Percy Arnold Goodman (3 October 1874 – 25 April 1935) was a Barbadian cricketer who toured with the first two West Indies touring sides to England in 1900 and 1906. He was one of the top West Indian batsmen of his day and was also an effective medium-pace bowler, especially in his younger days. "A big finely-built man, Goodman perhaps carries a little more flesh than a cricketer would elect to bear in a hot climate."

==Life and career==
Goodman was educated at The Lodge School, Barbados, and made his debut in important matches playing for Barbados as a 16-year-old in the 1891–92 Tournament in Barbados, the precursor of the Inter-Colonial Tournament. He top scored with 74 in the match against Trinidad and in the Tournament took 17 cheap wickets in the 3 matches. In the 1893–94 Tournament match against Trinidad he took 10 wickets in the match for just 31 runs and scored 30 himself in his only innings when still only 18 years old.

His performances against Priestley's side and Lord Hawke's team in 1896–97 and in the Inter-Colonial Tournament led to his selection for 1900 tour. He was described before the 1900 tour as "Twenty-five years of age. Good all-round cricketer, fine field in the slips. Member of the Pickwick Club". On the tour he was fourth in the batting averages at 28.15 but his bowling proved ineffective. He was said to have "a good defence and when a loose ball came along he hit it very hard".

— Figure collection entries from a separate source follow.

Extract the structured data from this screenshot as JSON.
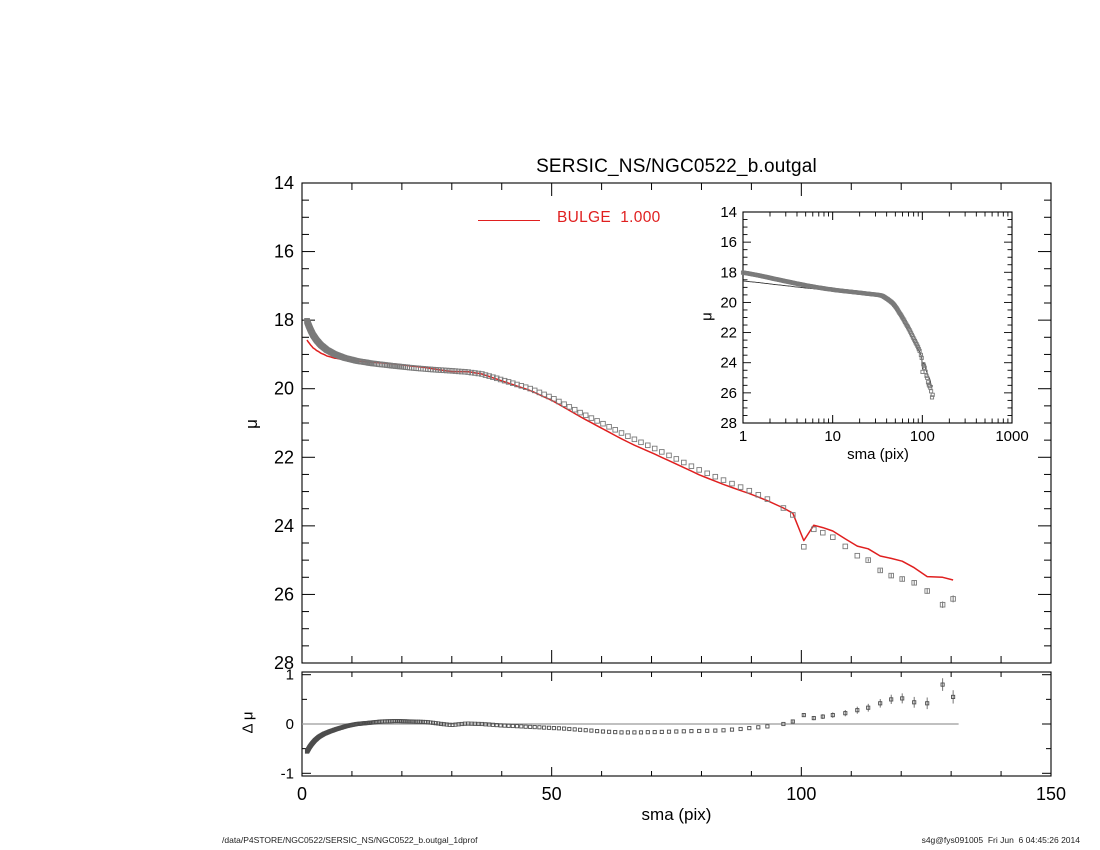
{
  "title": "SERSIC_NS/NGC0522_b.outgal",
  "legend": {
    "label": "BULGE  1.000",
    "color": "#e01f1f",
    "sample": "red-line"
  },
  "axis_labels": {
    "main_y": "μ",
    "residual_y": "Δ μ",
    "x": "sma (pix)",
    "inset_x": "sma (pix)",
    "inset_y": "μ"
  },
  "footer": {
    "left": "/data/P4STORE/NGC0522/SERSIC_NS/NGC0522_b.outgal_1dprof",
    "right": "s4g@fys091005  Fri Jun  6 04:45:26 2014"
  },
  "colors": {
    "model_line": "#e01f1f",
    "inset_model_line": "#3a3a3a",
    "marker": "#7a7a7a",
    "residual_marker": "#4d4d4d",
    "error_bar": "#666666",
    "zero_line": "#9a9a9a",
    "axis": "#000000",
    "background": "#ffffff"
  },
  "chart_data": {
    "type": "scatter",
    "panels": {
      "main": {
        "ylabel": "μ",
        "xlim": [
          0,
          150
        ],
        "ylim_top_to_bottom": [
          14,
          28
        ],
        "ytick_labels": [
          "14",
          "16",
          "18",
          "20",
          "22",
          "24",
          "26",
          "28"
        ],
        "yticks": [
          14,
          16,
          18,
          20,
          22,
          24,
          26,
          28
        ],
        "y_minor_step": 0.5,
        "xticks": [
          0,
          50,
          100,
          150
        ],
        "x_minor_step": 10,
        "x_tick_labels_shown": false
      },
      "inset": {
        "xlabel": "sma (pix)",
        "ylabel": "μ",
        "xscale": "log",
        "xlim": [
          1,
          1000
        ],
        "ylim_top_to_bottom": [
          14,
          28
        ],
        "xtick_labels": [
          "1",
          "10",
          "100",
          "1000"
        ],
        "xticks": [
          1,
          10,
          100,
          1000
        ],
        "ytick_labels": [
          "14",
          "16",
          "18",
          "20",
          "22",
          "24",
          "26",
          "28"
        ],
        "yticks": [
          14,
          16,
          18,
          20,
          22,
          24,
          26,
          28
        ],
        "y_minor_step": 0.5
      },
      "residual": {
        "xlabel": "sma (pix)",
        "ylabel": "Δ μ",
        "xlim": [
          0,
          150
        ],
        "ylim": [
          -1.05,
          1.05
        ],
        "ytick_labels": [
          "-1",
          "0",
          "1"
        ],
        "yticks": [
          -1,
          0,
          1
        ],
        "y_minor_step": 0.5,
        "xtick_labels": [
          "0",
          "50",
          "100",
          "150"
        ],
        "xticks": [
          0,
          50,
          100,
          150
        ],
        "x_minor_step": 10,
        "zero_line_extent": [
          0,
          131.5
        ]
      }
    },
    "series": {
      "observed": {
        "name": "observed surface-brightness profile",
        "marker": "open-square",
        "anchors": [
          [
            1,
            18.02
          ],
          [
            1.3,
            18.14
          ],
          [
            1.7,
            18.28
          ],
          [
            2.2,
            18.43
          ],
          [
            2.9,
            18.58
          ],
          [
            3.8,
            18.73
          ],
          [
            5,
            18.87
          ],
          [
            6.5,
            18.99
          ],
          [
            8.5,
            19.1
          ],
          [
            11,
            19.19
          ],
          [
            14,
            19.26
          ],
          [
            18,
            19.33
          ],
          [
            22,
            19.39
          ],
          [
            26,
            19.44
          ],
          [
            30,
            19.48
          ],
          [
            33,
            19.51
          ],
          [
            36,
            19.57
          ],
          [
            40,
            19.74
          ],
          [
            46,
            20.01
          ],
          [
            50,
            20.26
          ],
          [
            56,
            20.72
          ],
          [
            60,
            21.0
          ],
          [
            66,
            21.44
          ],
          [
            70,
            21.7
          ],
          [
            76,
            22.12
          ],
          [
            80,
            22.4
          ],
          [
            86,
            22.76
          ],
          [
            90,
            23.0
          ],
          [
            94.4,
            23.3
          ],
          [
            96.4,
            23.48
          ],
          [
            98.3,
            23.68
          ],
          [
            100.5,
            24.61
          ],
          [
            102.5,
            24.1
          ],
          [
            104.3,
            24.2
          ],
          [
            106.3,
            24.33
          ],
          [
            108.8,
            24.6
          ],
          [
            111.2,
            24.87
          ],
          [
            113.4,
            25.0
          ],
          [
            115.8,
            25.3
          ],
          [
            118,
            25.45
          ],
          [
            120.2,
            25.55
          ],
          [
            122.6,
            25.66
          ],
          [
            125.2,
            25.9
          ],
          [
            128.3,
            26.3
          ],
          [
            130.4,
            26.13
          ]
        ]
      },
      "residual": {
        "name": "observed minus model (Δ μ)",
        "marker": "open-square",
        "anchors": [
          [
            1,
            -0.56
          ],
          [
            1.5,
            -0.47
          ],
          [
            2,
            -0.4
          ],
          [
            2.6,
            -0.33
          ],
          [
            3.4,
            -0.26
          ],
          [
            4.4,
            -0.2
          ],
          [
            5.6,
            -0.15
          ],
          [
            7,
            -0.1
          ],
          [
            9,
            -0.04
          ],
          [
            11,
            0.0
          ],
          [
            13,
            0.02
          ],
          [
            16,
            0.05
          ],
          [
            19,
            0.06
          ],
          [
            22,
            0.05
          ],
          [
            25,
            0.04
          ],
          [
            28,
            0.0
          ],
          [
            30,
            -0.02
          ],
          [
            33,
            0.01
          ],
          [
            36,
            0.0
          ],
          [
            40,
            -0.03
          ],
          [
            44,
            -0.05
          ],
          [
            48,
            -0.07
          ],
          [
            52,
            -0.09
          ],
          [
            56,
            -0.12
          ],
          [
            60,
            -0.15
          ],
          [
            64,
            -0.17
          ],
          [
            68,
            -0.17
          ],
          [
            72,
            -0.16
          ],
          [
            76,
            -0.15
          ],
          [
            80,
            -0.14
          ],
          [
            84,
            -0.13
          ],
          [
            88,
            -0.1
          ],
          [
            91,
            -0.07
          ],
          [
            94,
            -0.04
          ],
          [
            96.4,
            0.0
          ],
          [
            98.3,
            0.05
          ],
          [
            100.5,
            0.18
          ],
          [
            102.5,
            0.12
          ],
          [
            104.3,
            0.15
          ],
          [
            106.3,
            0.18
          ],
          [
            108.8,
            0.22
          ],
          [
            111.2,
            0.28
          ],
          [
            113.4,
            0.33
          ],
          [
            115.8,
            0.42
          ],
          [
            118,
            0.5
          ],
          [
            120.2,
            0.52
          ],
          [
            122.6,
            0.44
          ],
          [
            125.2,
            0.42
          ],
          [
            128.3,
            0.8
          ],
          [
            130.4,
            0.55
          ]
        ]
      },
      "model": {
        "name": "BULGE model (red line)",
        "derived": "observed minus residual",
        "sersic_index_label": "1.000"
      }
    },
    "sampling": {
      "start": 1,
      "ratio": 1.02,
      "geo_until": 95,
      "tail": "anchor radii"
    },
    "error_bars": {
      "residual": {
        "from_sma": 97,
        "base": 0.025,
        "slope": 0.0033
      },
      "main": {
        "from_sma": 113,
        "base": 0.04,
        "slope": 0.0035
      }
    }
  }
}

In 1904–05 he was chosen for the combined West Indies team against Lord Brackley's team and then got his maiden first class century with 103 against the tourists for Barbados.

He led the West Indian first-class batting averages in 1906 with 31.94 and scored centuries against Yorkshire and Northamptonshire. As in 1900 his bowling proved ineffective. Before the tour he was described as "another excellent bat, also a good change bowler, field at slip" and "he has a good defence and can hit hard. He makes a pretty cut and uses his wrist well. He can bowl medium pace right hand with a break from leg. A capital slip".

His next important matches were in the 1908–09 Inter-Colonial Tournament when he scored 180, 115 and 16 not out in his three innings. He continued playing until 1912–13, ending his career with a batting average of nearly 31 and a bowling average of just over 13.

His brother Clifford was a successful bowler and his other brothers Aubrey and Evans also played first-class cricket for Barbados.